Many runners, and especially trail runners, will do hill repetitions, where they just run up and down a hill over and over (somewhere I can hear someone saying "just shoot me now"). While they get better at running hills, they get in the habit of pausing or stopping at the top of the hill. In a race, on can often take advantage of this by pushing up a hill and then continuing to run hard past the top. To practice this, you need a hill that flattens at the top, rather than dropping off quickly. Run hard up the hill and intentionally push for another 50-100 meters beyond the top.

Hill accelerations

This is a more advanced version of the hill extensions. Hills rarely reach a sharp peak, but flatten toward the top, and this means the hill gets easier on the legs just at the point where one is tiring. One can learn to take advantage of this. On a course with rolling hills, when you get to a hill, maintain the pace you were running on level ground as you start up the hill. It will continue to get harder to maintain speed as you go. Look for the point where the hill appears to go from getting steeper to flatter and, when you reach it, force your legs to "turn over" more quickly, increasing cadence, if perhaps shortening stride. It will take a while for your heart and lungs to catch up with the extra effort. If you master this, you can often make a move in a race on a hill, even against faster runners.

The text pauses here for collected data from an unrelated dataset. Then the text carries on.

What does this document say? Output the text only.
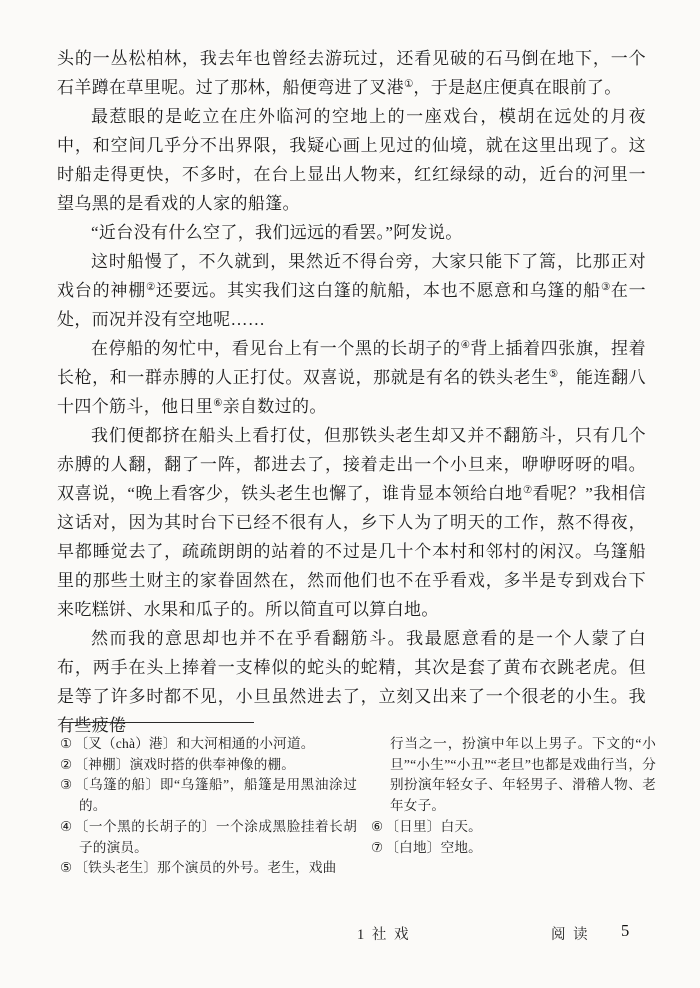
头的一丛松柏林，我去年也曾经去游玩过，还看见破的石马倒在地下，一个石羊蹲在草里呢。过了那林，船便弯进了叉港①，于是赵庄便真在眼前了。

最惹眼的是屹立在庄外临河的空地上的一座戏台，模胡在远处的月夜中，和空间几乎分不出界限，我疑心画上见过的仙境，就在这里出现了。这时船走得更快，不多时，在台上显出人物来，红红绿绿的动，近台的河里一望乌黑的是看戏的人家的船篷。

“近台没有什么空了，我们远远的看罢。”阿发说。

这时船慢了，不久就到，果然近不得台旁，大家只能下了篙，比那正对戏台的神棚②还要远。其实我们这白篷的航船，本也不愿意和乌篷的船③在一处，而况并没有空地呢……

在停船的匆忙中，看见台上有一个黑的长胡子的④背上插着四张旗，捏着长枪，和一群赤膊的人正打仗。双喜说，那就是有名的铁头老生⑤，能连翻八十四个筋斗，他日里⑥亲自数过的。

我们便都挤在船头上看打仗，但那铁头老生却又并不翻筋斗，只有几个赤膊的人翻，翻了一阵，都进去了，接着走出一个小旦来，咿咿呀呀的唱。双喜说，“晚上看客少，铁头老生也懈了，谁肯显本领给白地⑦看呢？”我相信这话对，因为其时台下已经不很有人，乡下人为了明天的工作，熬不得夜，早都睡觉去了，疏疏朗朗的站着的不过是几十个本村和邻村的闲汉。乌篷船里的那些土财主的家眷固然在，然而他们也不在乎看戏，多半是专到戏台下来吃糕饼、水果和瓜子的。所以简直可以算白地。

然而我的意思却也并不在乎看翻筋斗。我最愿意看的是一个人蒙了白布，两手在头上捧着一支棒似的蛇头的蛇精，其次是套了黄布衣跳老虎。但是等了许多时都不见，小旦虽然进去了，立刻又出来了一个很老的小生。我有些疲倦

① 〔叉（chà）港〕和大河相通的小河道。
② 〔神棚〕演戏时搭的供奉神像的棚。
③ 〔乌篷的船〕即“乌篷船”，船篷是用黑油涂过的。
④ 〔一个黑的长胡子的〕一个涂成黑脸挂着长胡子的演员。
⑤ 〔铁头老生〕那个演员的外号。老生，戏曲
行当之一，扮演中年以上男子。下文的“小旦”“小生”“小丑”“老旦”也都是戏曲行当，分别扮演年轻女子、年轻男子、滑稽人物、老年女子。
⑥ 〔日里〕白天。
⑦ 〔白地〕空地。
1 社 戏	阅 读 5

If I were a girl, this is what I'd want to look like (except maybe the eyebrows)!


Robyn said...

After a brutal 9 mi tempo run in this morning's ankle-deep slush, I'm wiped out just reading about hill accelerations. Eek!

pensive pumpkin said...

Question: I've been running a two mile loop with most of the 300 feet of elevation gain and loss in the middle that I really enjoy, so I've been using it for even-mileage long runs. Running past your car makes you mentally tough, right?

Does that have a similar benefit to hill repeats, extensions, or accelerations? I'm so new that I don't run up all the hills every day but that is what I'm working toward, and I definitely try to keep running after it tops out.

Also- running downhill is more fun, for some strange reason. ; )

Thanks in advance for your answer! I have grown to like the redhead photos because now I can tell at a glance that a post in my sidebar is from you. LOL

Glaven Q. Heisenberg said...

Caddy smells like hills.

Diana said...

I miss doing hill repeats. I had my favorite spot for them in the Santa Monica mountains. Conquering those hills made me feel amazing.
Here, where I live literally below sea level, hills are in short supply. There is one in a park, and it's called "the hill," I think the only hill in all of Amsterdam.